EDIT: no, actually, I remember something that entertained me recently now. I was talking to my ex. It went like this:

Ex: I still think you're FUCKING INSANE to get married again this soon

(note: this soon is four and a half years after I told him that's it, we're getting a divorce)

Kira's Reply: Look, I still think it's FUCKING INSANE I got married to you the first time.

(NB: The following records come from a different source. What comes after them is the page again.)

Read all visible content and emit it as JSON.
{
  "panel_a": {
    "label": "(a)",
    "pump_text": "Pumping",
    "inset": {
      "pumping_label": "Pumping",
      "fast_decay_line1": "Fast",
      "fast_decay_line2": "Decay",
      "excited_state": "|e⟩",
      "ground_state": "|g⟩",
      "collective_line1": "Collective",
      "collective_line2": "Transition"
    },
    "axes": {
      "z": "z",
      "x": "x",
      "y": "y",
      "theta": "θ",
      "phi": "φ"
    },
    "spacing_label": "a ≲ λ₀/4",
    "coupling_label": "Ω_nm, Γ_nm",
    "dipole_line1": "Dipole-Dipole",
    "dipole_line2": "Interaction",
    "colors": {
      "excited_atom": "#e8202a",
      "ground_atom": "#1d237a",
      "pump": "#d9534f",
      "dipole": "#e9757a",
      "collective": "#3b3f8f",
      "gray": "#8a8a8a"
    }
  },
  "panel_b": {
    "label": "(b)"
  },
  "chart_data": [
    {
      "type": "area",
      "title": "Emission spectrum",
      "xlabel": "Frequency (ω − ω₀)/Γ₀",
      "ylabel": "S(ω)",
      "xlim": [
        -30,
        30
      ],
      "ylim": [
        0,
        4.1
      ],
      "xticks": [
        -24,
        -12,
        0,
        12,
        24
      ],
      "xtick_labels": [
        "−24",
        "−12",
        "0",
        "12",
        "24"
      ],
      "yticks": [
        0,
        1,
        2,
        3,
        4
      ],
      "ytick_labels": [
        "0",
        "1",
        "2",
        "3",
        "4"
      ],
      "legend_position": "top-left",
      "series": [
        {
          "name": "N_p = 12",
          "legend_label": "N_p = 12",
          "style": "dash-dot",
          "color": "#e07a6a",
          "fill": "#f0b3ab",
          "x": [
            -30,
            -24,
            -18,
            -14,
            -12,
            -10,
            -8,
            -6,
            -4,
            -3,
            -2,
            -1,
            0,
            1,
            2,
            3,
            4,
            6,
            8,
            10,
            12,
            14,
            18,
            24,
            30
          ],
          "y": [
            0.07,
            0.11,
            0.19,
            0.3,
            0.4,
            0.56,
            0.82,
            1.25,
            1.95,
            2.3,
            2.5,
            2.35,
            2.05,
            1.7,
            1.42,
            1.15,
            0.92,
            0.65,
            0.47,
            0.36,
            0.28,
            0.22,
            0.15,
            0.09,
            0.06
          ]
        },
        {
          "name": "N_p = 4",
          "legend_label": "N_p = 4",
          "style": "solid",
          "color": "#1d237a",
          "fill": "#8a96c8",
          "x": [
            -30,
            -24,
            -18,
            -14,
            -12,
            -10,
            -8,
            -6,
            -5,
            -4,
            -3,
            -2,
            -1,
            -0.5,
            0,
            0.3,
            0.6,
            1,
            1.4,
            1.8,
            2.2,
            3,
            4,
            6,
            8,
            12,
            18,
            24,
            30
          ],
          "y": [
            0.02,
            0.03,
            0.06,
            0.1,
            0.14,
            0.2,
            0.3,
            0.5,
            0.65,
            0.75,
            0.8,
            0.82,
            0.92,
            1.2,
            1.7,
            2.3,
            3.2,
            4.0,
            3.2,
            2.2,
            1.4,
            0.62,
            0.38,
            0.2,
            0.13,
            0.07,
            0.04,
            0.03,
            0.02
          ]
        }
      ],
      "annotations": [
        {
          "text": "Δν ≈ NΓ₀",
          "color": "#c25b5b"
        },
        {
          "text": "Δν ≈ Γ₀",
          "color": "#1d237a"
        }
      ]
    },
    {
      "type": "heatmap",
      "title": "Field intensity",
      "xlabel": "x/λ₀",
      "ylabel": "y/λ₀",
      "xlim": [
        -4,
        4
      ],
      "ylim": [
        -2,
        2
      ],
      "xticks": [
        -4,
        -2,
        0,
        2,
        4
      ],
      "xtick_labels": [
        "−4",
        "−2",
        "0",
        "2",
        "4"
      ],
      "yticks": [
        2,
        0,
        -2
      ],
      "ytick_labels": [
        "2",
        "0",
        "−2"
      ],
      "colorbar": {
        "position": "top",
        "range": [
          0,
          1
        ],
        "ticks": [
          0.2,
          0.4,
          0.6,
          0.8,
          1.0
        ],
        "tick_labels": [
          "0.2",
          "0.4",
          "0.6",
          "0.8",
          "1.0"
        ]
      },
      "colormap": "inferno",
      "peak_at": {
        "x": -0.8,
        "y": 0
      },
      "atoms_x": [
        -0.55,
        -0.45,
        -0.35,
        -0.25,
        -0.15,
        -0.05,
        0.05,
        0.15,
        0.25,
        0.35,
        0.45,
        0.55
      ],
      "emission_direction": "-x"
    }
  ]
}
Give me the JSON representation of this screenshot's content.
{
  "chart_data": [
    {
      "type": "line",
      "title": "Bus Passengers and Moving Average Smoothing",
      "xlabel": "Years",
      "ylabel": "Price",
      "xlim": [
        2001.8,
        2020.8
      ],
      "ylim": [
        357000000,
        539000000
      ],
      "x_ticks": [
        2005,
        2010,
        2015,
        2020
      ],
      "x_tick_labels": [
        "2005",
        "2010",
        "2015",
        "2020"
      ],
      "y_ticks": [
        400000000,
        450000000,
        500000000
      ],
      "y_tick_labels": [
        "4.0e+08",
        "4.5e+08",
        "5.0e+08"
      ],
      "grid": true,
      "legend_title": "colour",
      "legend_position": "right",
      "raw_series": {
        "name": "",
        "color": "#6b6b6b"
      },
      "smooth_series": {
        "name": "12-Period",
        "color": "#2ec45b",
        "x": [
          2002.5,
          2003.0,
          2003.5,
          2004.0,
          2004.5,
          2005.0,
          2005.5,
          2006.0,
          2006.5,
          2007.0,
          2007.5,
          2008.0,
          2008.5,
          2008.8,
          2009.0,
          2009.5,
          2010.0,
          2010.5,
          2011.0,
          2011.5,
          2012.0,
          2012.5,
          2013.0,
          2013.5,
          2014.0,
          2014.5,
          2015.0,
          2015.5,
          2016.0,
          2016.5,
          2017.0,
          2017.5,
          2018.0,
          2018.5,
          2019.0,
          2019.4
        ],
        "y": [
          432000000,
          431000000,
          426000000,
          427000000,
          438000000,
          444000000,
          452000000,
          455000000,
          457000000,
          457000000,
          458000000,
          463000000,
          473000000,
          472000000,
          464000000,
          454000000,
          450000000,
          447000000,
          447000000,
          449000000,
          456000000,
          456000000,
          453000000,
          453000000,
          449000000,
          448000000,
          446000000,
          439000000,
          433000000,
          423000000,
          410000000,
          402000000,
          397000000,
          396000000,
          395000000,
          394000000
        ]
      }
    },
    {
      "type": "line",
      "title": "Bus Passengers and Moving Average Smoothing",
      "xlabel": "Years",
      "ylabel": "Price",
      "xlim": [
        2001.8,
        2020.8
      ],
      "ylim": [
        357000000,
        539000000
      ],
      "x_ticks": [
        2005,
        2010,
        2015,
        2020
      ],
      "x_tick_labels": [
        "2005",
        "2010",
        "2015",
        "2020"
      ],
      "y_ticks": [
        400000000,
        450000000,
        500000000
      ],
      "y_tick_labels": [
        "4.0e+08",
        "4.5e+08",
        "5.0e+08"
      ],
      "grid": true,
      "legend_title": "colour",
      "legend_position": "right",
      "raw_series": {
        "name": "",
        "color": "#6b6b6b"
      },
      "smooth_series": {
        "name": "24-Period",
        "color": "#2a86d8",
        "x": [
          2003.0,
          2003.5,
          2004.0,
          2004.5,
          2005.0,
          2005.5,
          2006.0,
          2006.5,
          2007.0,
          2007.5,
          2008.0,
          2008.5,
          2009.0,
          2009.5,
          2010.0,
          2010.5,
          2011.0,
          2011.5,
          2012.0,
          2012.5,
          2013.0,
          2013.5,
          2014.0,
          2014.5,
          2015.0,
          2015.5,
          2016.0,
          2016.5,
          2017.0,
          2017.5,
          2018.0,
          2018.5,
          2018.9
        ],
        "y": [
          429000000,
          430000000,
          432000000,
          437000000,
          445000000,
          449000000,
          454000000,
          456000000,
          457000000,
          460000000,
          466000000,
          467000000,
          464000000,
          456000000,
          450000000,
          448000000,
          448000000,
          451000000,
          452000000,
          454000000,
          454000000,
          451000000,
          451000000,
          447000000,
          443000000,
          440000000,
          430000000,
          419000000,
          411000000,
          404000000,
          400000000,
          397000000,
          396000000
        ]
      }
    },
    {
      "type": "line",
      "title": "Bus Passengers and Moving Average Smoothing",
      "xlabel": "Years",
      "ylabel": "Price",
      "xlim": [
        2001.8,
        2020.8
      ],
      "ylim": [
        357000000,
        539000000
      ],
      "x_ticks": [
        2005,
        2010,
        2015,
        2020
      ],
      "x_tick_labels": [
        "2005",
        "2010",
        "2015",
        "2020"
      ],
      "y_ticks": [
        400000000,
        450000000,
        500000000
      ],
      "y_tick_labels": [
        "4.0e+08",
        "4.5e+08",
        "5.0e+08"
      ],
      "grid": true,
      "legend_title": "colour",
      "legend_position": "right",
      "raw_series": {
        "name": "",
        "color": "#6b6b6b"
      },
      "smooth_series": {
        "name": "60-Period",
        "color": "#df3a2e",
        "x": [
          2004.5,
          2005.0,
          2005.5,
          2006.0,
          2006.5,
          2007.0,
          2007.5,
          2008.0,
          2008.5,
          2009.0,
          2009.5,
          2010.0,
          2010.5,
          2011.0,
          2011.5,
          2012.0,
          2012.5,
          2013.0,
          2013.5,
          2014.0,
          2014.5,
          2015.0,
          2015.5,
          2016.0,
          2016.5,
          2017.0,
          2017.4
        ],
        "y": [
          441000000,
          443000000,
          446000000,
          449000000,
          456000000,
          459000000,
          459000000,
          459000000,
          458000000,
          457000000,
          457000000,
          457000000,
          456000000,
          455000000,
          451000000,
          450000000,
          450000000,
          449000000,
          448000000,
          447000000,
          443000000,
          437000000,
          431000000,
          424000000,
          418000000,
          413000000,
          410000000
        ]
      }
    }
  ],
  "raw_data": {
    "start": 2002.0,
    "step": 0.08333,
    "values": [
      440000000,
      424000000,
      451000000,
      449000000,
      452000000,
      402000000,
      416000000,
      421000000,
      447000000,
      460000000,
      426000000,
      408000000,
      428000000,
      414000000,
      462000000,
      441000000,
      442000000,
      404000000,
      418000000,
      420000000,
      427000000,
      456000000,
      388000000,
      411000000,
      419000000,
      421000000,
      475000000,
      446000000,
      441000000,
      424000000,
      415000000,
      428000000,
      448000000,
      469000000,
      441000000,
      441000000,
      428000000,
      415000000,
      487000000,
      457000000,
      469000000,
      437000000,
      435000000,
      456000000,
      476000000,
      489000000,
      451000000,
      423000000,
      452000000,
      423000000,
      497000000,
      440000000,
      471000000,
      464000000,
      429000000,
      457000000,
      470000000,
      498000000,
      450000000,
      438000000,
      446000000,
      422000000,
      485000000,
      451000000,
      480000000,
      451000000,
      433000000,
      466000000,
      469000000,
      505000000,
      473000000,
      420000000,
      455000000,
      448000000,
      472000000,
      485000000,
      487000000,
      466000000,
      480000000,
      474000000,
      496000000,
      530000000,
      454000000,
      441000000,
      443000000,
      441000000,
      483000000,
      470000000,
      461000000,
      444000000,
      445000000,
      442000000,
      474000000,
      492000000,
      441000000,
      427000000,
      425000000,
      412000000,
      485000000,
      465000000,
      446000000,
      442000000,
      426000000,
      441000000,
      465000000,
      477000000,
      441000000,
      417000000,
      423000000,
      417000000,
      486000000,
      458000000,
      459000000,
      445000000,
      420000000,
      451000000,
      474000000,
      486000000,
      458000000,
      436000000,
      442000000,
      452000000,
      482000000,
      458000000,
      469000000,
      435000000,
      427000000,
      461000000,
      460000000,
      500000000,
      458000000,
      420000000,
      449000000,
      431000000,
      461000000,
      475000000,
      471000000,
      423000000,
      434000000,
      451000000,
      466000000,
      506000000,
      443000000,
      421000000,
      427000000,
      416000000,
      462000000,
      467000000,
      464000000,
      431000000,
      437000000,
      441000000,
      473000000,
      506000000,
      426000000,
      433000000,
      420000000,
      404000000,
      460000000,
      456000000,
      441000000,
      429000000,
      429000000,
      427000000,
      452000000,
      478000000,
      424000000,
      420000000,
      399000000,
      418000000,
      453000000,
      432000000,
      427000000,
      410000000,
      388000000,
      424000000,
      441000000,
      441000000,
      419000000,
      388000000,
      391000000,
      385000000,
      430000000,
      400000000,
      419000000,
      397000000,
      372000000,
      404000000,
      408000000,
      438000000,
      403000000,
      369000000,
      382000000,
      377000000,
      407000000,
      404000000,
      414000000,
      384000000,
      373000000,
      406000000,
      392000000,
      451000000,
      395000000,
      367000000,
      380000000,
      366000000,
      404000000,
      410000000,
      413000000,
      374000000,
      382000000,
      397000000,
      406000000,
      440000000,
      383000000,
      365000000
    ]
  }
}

He had to laugh. I got him good ;)

Tuesday, October 03, 2006

Messages to My Neighbors

Ahh the joys of apartment life! Sometimes, I just have something to say to the wonderful people that live in my building. I'll try to gather all my thoughts in one go for the lot of them!

Neighbor #1:

Please understand that if you smoke so much ganja that Cheech and Chong would even pass out, the rest of us are bound to smell it too. I don't care that you smoke weed as long as my asthmatic daughter is not in your house while you light up your doobies. However, the policeman who lives a couple of buildings over? I'm thinking he'd mind, and unless he's got a deviated septum and can't smell, if he wanders this way, we'll have an apartment vacancy soon.

Neighbor #2:

Don't you ever get embarrassed by the frequency in which eviction notices, disconnected notices, and late payment notices are tacked to your door? Hey, if they're posted for all of us to see, I'm going to look and find out what it is!

Neighbor #3:

It's 930p. Put your damned 2 yr old daughter to bed instead of screaming at her for crying when she's just tired. Your parenting skills frighten me. At least when another neighbor left a note on your door telling you that she'd call DSS the next time she saw your 2 yr old and 4 yr old wandering free around the apartment complex, climbing into strange people's cars just to say hi, you listened and stopped endangering them....well, that way at least. Sigh.

Neighbor #4:

If you burn one more pizza at 3a and hence set off the fire alarm AGAIN, I shall kill you. It'll be legal and everything.

Neighbor #5:

Your hermit-like existence is glorious. I never see you except when you scurry into your apartment, and you never make noise. I love you.

Neighbor #6:

Thanks for never putting up a firewall on your wireless. When my cable goes down, I can always rely on you to have net access through the laptop!



You know, one day I'll have a house instead of an apartment, and I'll miss all these guys!